Introduction: As the number of patients sustaining hip fractures increases, interventions aimed at improving patient comfort and reducing complication burden acquire increased importance. Frailty, cognitive impairment, and difficulty in assessing pain control characterize this population. In order to inform future care, a review of pain assessment and the use of preoperative intravenous paracetamol (IVP) is presented.

Materials and Methods: Systematic review of preoperative IVP administration in patients presenting with a hip fracture.
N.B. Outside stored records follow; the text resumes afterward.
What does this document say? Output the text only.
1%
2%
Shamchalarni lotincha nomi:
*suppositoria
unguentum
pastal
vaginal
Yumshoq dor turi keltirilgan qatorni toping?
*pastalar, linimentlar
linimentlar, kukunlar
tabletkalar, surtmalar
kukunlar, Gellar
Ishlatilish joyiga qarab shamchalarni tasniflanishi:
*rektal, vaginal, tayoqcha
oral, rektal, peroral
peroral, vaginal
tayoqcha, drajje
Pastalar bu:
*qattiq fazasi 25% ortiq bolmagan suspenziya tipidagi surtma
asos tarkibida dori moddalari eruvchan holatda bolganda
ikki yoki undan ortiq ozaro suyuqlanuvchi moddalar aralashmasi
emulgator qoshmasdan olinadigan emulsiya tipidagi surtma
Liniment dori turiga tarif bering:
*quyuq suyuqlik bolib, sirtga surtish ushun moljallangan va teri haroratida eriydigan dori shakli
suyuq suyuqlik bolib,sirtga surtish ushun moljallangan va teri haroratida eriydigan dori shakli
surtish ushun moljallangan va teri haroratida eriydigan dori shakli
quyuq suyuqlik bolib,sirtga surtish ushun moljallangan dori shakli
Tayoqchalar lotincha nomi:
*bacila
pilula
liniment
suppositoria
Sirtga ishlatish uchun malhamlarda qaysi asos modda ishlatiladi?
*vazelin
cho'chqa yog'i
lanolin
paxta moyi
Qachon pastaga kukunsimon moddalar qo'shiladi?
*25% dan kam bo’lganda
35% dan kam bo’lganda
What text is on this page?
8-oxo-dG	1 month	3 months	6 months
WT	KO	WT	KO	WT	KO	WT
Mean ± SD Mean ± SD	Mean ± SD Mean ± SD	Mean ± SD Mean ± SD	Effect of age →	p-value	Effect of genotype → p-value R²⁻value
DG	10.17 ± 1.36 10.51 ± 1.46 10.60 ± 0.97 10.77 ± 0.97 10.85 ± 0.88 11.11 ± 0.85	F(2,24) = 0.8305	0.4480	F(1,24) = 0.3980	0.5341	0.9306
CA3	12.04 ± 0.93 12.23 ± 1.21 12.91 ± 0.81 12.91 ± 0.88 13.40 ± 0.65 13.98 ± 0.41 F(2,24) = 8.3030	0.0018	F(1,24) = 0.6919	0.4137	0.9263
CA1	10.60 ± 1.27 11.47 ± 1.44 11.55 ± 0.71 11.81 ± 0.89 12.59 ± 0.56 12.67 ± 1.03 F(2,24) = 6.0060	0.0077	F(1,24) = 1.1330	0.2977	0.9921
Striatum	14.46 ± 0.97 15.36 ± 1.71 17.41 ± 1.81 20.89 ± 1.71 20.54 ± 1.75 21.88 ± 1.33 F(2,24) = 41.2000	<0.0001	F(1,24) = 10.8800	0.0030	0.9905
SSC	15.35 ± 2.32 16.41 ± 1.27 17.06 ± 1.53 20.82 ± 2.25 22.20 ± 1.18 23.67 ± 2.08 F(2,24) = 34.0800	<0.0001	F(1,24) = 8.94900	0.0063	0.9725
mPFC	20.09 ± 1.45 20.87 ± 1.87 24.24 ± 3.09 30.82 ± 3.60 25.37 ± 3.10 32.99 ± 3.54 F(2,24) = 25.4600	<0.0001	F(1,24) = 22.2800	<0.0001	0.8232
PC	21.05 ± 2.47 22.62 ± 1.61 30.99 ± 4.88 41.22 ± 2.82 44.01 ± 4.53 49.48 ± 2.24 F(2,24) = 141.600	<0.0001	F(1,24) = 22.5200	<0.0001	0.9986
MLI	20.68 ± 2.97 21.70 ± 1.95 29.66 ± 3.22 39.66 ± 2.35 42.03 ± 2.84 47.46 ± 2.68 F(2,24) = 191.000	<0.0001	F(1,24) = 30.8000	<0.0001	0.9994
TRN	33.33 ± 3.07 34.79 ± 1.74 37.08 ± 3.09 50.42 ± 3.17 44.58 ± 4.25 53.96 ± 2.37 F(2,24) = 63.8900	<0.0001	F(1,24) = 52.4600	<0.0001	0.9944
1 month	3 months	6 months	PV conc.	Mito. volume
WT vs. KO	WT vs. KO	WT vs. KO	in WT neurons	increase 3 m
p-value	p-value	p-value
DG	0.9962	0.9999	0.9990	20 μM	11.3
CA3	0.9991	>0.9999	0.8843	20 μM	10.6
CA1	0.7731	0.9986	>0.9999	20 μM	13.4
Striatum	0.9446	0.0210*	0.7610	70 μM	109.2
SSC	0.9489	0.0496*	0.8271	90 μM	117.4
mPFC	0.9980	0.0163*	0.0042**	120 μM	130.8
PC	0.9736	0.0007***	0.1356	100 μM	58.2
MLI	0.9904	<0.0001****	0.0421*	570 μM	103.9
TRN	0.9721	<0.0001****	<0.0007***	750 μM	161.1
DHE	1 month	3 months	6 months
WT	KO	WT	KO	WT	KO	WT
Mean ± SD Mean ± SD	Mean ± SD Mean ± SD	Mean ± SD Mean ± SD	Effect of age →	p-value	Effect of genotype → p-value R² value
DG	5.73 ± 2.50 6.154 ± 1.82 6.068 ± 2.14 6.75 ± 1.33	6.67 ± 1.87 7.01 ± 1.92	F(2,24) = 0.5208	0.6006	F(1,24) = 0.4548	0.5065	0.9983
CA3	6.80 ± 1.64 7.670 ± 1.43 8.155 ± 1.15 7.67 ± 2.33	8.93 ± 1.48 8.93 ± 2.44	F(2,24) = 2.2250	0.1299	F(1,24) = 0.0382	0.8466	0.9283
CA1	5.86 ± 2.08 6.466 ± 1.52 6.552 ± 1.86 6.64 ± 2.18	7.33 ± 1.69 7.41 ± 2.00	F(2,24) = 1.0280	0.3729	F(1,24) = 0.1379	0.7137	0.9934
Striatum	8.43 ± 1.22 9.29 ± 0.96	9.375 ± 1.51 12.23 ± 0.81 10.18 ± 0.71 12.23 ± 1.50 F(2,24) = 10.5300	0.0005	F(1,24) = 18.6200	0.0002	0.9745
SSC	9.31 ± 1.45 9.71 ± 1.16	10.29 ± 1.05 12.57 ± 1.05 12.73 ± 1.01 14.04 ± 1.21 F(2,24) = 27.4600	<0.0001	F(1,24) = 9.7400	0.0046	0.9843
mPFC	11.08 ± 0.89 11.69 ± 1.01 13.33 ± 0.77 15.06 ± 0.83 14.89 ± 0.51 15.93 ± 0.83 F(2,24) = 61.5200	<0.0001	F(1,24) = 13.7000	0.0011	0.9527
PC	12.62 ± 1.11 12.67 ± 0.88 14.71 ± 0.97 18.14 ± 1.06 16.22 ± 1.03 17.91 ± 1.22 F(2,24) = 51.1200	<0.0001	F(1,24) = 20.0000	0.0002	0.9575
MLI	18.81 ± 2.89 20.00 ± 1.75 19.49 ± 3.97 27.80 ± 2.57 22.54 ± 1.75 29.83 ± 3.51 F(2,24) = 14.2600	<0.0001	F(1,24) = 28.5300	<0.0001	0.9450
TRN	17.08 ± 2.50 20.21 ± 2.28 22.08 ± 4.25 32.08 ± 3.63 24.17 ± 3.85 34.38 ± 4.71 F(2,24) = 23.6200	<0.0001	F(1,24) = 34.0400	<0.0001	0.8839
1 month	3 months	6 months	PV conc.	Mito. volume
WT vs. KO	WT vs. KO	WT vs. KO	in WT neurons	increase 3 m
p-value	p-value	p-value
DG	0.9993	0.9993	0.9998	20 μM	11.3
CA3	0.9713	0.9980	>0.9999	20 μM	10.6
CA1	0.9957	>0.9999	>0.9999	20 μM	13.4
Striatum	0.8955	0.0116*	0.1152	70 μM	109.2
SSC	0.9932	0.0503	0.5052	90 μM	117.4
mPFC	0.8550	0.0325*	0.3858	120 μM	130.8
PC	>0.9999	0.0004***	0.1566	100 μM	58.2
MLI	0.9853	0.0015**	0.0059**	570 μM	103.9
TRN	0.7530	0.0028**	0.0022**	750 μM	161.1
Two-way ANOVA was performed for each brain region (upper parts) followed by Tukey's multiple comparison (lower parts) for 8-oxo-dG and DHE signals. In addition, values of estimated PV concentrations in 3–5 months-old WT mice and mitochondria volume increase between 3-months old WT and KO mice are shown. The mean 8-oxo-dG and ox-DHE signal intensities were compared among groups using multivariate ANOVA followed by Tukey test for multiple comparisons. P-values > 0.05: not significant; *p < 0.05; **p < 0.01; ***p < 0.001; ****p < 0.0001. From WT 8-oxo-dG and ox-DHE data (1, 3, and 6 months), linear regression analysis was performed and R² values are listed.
Results: Intravenous paracetamol is effective in the early management of pain control in the hip fracture population. There is a considerable decrease in use of breakthrough pain medications when compared with other pain relief modalities. Additionally, IVP reduces the incidence of opioid-induced complications, reduces length of stay, and lowers mean pain scores. Another significant finding of this study is the poor administration of all analgesics to patients with hip fracture with up to 72% receiving no prehospital analgesia.

Discussion: The potential benefits of IVP as routine in the early management of hip fracture-related pain are clear. Studies of direct comparison between analgesia regimes to inform optimum bundles of analgesic care are sparse. This study highlights the need for properly constructed pathway-driven comparator studies of contemporary analgesia regimes, with IVP as a central feature to optimize pain control and minimize analgesia-related morbidity in this vulnerable population.